We call on Israeli leaders, both religious and governmental, to denounce this attack in the strongest possible terms, and to aggressively pursue its perpetrators.
While those responsible for the arson attack cannot yet be identified, there is no doubt that wildly irresponsible and incendiary remarks by Orthodox officials have contributed to a climate of hate that makes such attacks possible. In the wake of the Rabin assassination, we had hoped -- apparently to no avail -- that religious and political leaders had come to understand the dangers of rash statements and inflammatory language.
We are particularly appalled by the remarks made on the Sunday prior to the arson by Chief Ashkenazi Rabbi Yisrael Lau, who compared Reform Jews to the suicidal Arab terrorists of Hamas, Hezbollah, and Islamic Jihad. Such words open the door to the grim possibilities of terror and violence.

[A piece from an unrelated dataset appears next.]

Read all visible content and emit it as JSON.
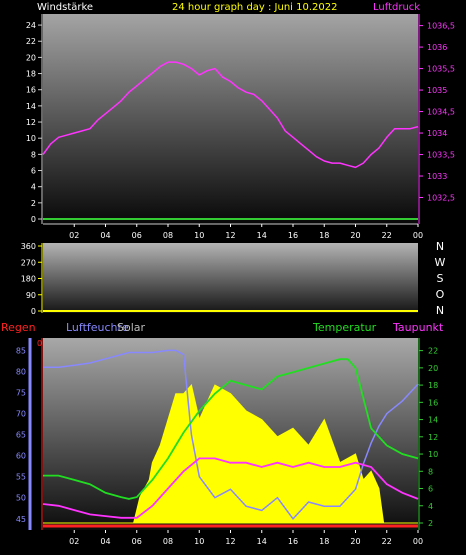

Rest assured, we will not be deterred. The kindergarten will be reopened, and we will redouble our efforts to build Reform Judaism in Israel.
We remain committed to the dream of a Jewish state that unites the Jewish people wherever they may be found, a state in which Jews are respectful of their differences but united in their love of Zion and their commitment to a common Jewish destiny.
During the coming Days of Awe, we beseech the leaders of Israel to promote Jewish unity and the partnership of the Jewish people, in the spirit of mutual respect and civility.
Rabbi Eric H. Yoffie is president of the Union of American Hebrew Congregations.